Overview
This model was built as a part of my Machine Learning I course at KEDGE Business School. After accidentally losing playlist data from a shared family Spotify account, I developed a two-stage machine learning classification system to reconstruct the original playlists by predicting which user each song belonged to and what year it was added.
Problem Statement
A mixed family Spotify account had playlists from multiple users merged together. The challenge was to:
- •Identify which songs belonged to which family member
- •Predict the approximate year each song was added
- •Reconstruct the original personalized playlists
Data
- •Source: Spotify API (audio features, track metadata)
- •Size: 3,500 labelled 100 unlabelled songs with 22 audio features each
- •Features: Danceability, energy, valence, tempo, acousticness, etc.

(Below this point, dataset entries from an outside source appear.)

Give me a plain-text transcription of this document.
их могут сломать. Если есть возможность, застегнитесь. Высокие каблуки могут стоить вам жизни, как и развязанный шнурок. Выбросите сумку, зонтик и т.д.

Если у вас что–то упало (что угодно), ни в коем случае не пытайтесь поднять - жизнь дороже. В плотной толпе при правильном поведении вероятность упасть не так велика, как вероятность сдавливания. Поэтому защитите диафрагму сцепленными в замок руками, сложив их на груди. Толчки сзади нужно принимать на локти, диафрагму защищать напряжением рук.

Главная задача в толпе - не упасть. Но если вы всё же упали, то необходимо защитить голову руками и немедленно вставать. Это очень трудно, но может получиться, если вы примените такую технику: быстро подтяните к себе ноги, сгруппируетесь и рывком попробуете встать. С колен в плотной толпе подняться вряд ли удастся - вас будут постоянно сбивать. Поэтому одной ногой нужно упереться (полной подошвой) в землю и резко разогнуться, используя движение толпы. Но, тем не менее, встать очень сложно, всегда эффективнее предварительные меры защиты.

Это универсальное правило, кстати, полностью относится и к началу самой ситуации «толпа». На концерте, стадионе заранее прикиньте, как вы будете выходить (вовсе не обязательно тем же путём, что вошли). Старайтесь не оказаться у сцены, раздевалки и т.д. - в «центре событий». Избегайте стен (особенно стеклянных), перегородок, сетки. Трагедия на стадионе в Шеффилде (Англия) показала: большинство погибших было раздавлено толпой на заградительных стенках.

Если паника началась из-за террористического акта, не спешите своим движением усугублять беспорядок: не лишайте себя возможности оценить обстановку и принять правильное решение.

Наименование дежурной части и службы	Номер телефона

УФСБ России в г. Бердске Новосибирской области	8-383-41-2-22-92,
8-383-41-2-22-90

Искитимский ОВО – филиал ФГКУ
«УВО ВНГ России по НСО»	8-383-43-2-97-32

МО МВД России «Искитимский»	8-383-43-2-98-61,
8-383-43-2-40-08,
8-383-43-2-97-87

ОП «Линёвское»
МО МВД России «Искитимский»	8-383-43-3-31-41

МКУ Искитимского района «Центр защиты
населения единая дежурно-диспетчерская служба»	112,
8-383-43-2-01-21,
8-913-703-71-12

- •Labels: User (4 family members), Year added (2018-2024)
Approach
Two-Stage Classification
- •
Stage 1 - User Prediction
- •Feature engineering from audio attributes
- •Tested multiple classifiers (Random Forest, XGBoost, SVM)
- •Best model: Random Forest with 97.28% accuracy
- •
Stage 2 - Year Prediction
- •Time-based features combined with audio features
- •Gradient Boosting chosen for year prediction
- •Achieved 87.14% accuracy
Validation Strategy
- •Stratified 5-fold cross-validation
- •Classification report
Results & Impact
- •User Classification: 97% accuracy
- •Year Prediction: 87% accuracy
- •Successfully reconstructed 4 personalized playlists
Key Learnings
- •Audio features alone carry significant user preference signals
- •Feature importance analysis revealed danceability and valence as top predictors
- •Pipeline architecture enables easy extension to new users